Although Chutikul's passion for advocacy started as a young girl, it was her educational path that helped her not only to advance in her career but to advocate for women and children throughout Thailand, particularly those who are underprivileged.
Chutikul attended IU in the 1950s and '60s, receiving a master's degree in educational administration in 1957 and an Ed.D in educational psychology, counseling and guidance in 1962 from the IU School of Education. She also studied her first love, piano, at the Jacobs School of Music.
Sharing a dorm with her mother, who was also obtaining her own degree, Chutikul was both shocked by the new environment -- there were 102 Thai students on campus at the time, much more than her alma mater in Spokane, Washington, where she received her bachelor's degree -- and appreciative of the warm Hoosier hospitality she received from her professors and the ability to express herself freely.
"The professors at IU were really very kind," Chutikul said. "They would open their home to us, cook Thai food for us; they really treated us as their own children."
Chutikul took the compassion she received and channeled it into her career. She started in education, where she helped develop guidelines for parents, caregivers, teachers and the Thai community on a nonviolent approach to child rearing. She also developed counseling services for students at Chulalongkorn University; founded the Demonstration School of Khon Kaen University; and was one of the founding members of the Faculty of Education at Khon Kaen, where she served as the first dean.

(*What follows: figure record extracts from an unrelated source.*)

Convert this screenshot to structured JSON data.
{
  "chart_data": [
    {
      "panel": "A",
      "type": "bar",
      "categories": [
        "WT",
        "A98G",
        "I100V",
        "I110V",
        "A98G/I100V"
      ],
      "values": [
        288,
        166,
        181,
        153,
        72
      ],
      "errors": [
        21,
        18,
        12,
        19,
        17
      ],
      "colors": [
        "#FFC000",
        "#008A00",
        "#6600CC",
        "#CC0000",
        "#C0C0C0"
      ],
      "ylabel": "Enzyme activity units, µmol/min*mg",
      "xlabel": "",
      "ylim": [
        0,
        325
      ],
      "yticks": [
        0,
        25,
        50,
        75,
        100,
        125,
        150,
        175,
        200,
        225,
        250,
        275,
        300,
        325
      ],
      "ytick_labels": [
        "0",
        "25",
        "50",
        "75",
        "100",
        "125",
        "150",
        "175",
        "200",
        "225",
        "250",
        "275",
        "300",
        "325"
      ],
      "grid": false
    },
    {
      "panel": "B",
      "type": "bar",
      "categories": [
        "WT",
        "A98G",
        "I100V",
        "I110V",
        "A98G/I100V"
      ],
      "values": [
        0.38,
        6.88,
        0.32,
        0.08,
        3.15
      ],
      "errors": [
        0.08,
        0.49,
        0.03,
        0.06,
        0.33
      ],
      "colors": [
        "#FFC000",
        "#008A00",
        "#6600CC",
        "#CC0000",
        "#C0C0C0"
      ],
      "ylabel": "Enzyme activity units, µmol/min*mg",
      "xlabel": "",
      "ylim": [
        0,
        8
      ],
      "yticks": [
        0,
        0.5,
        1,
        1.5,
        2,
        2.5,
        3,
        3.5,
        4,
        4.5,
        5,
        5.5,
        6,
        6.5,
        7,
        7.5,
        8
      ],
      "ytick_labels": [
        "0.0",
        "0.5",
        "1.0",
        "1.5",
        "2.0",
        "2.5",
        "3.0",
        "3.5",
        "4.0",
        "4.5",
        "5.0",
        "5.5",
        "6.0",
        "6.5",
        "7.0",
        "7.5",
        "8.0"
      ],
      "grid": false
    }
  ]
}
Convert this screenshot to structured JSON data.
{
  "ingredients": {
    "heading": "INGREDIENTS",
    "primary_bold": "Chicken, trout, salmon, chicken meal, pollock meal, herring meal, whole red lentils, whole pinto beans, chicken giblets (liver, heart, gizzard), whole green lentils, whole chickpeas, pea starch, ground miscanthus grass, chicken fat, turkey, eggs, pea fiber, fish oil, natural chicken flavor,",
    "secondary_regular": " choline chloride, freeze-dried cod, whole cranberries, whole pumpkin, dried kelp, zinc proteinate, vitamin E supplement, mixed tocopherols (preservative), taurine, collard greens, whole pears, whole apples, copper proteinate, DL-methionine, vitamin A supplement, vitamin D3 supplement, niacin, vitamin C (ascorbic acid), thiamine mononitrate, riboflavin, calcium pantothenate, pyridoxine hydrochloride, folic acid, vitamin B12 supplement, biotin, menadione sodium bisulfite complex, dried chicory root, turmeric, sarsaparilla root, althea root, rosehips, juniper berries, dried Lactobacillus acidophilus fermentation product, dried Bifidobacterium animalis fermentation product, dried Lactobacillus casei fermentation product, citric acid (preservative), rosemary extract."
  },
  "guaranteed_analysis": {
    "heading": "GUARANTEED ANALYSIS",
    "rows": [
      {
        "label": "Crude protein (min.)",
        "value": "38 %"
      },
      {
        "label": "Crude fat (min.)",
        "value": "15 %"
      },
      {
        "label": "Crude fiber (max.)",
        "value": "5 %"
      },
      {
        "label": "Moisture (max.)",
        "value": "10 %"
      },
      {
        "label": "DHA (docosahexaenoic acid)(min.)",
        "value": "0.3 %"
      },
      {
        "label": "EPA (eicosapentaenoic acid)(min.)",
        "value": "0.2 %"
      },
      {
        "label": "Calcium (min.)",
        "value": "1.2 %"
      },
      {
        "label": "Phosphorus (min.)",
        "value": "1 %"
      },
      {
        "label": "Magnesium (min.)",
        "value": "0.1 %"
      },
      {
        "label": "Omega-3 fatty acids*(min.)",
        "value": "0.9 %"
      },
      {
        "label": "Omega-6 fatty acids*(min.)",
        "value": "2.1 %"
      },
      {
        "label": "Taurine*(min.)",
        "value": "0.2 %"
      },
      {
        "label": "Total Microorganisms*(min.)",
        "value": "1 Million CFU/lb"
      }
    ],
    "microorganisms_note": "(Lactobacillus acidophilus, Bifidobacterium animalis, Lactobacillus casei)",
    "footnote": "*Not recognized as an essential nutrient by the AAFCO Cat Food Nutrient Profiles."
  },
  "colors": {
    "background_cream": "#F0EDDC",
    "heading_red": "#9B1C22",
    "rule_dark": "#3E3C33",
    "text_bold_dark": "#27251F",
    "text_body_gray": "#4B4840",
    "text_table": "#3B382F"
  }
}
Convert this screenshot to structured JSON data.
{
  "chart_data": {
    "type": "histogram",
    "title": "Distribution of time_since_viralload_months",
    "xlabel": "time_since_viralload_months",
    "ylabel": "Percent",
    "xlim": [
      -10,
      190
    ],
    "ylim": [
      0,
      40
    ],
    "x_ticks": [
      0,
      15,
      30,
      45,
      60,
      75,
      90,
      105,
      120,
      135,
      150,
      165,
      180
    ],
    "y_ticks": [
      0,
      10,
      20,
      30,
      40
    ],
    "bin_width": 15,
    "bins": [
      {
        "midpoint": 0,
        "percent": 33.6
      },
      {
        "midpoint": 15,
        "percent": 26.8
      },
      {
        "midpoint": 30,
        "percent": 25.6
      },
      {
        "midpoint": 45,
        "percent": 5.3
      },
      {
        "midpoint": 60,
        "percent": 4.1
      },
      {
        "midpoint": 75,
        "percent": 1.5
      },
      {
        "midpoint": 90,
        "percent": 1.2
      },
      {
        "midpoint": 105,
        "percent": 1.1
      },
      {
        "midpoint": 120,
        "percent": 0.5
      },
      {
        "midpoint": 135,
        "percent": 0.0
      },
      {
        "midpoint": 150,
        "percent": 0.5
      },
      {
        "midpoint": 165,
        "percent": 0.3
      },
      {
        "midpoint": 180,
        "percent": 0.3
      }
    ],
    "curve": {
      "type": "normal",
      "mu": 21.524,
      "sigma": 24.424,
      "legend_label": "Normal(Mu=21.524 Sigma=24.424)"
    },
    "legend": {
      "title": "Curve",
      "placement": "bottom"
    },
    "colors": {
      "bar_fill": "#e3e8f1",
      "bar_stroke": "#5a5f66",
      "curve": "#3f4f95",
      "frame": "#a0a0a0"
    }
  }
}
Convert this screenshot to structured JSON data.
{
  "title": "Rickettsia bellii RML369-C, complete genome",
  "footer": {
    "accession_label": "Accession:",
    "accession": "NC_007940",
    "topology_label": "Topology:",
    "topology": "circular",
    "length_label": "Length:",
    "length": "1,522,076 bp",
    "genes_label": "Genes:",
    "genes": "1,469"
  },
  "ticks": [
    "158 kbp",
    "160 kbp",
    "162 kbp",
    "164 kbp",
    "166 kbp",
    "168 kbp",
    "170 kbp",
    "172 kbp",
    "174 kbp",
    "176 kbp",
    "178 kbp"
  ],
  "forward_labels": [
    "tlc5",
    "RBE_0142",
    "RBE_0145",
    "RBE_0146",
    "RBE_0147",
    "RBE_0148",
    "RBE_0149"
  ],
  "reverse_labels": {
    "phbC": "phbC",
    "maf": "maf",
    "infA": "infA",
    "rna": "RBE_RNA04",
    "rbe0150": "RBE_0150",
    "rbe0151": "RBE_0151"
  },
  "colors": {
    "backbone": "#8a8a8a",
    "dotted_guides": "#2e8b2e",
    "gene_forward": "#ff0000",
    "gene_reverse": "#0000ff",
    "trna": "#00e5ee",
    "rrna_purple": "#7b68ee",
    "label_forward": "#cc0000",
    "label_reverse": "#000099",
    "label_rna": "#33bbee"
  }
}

She went on to serve the Thai government and on local and national committees as an advocate for women and children. She served on multiple United Nations committees, including the Committee on the Elimination of Discrimination Against Women and the Committee on the Rights of the Child. She represented Thailand for 12 years on the U.N. Commission on the Status of Women.
Under Prime Minister Anand Panyarachun I and II, she served as the only female cabinet minister and was responsible for women's affairs, children and youth, and social development. She was a senator who chaired the Senate Standing Committee on Women, Children and Youth.
Chutikul was also responsible for laws and policies that extended maternity leave in Thailand; allowed women to take high-ranking government positions; allowed children without birth certificates or house registration to enroll in school; and included gender equality employment, prohibition of sexual harassment in the workplace and prohibition of child labor and punishment clauses in the Labor Protection Law.
Although praised for her work now, like most revolutionaries, Chutikul was not always met with acceptance or kindness for her ideas. She said some objections hurt more than others.
"There were many people who had a lot of strong objections, as you can imagine, whether in the social area or legal area," she said. "What hurts me the most is some women were against me on these issues. That really hurts because I didn't quite know what to say. If they were male we could say OK, this is a gender bias. But when they were female, and they were against the rights of the female and the rights of the children, I was speechless. It really hurts me, even today."
Using her faith and a whole lot of patience, Chutikul persevered, holding tight to some old advice.
"There is a Thai saying which says if you bite into it, don't let go. Just bite into it like a dog and don't let go."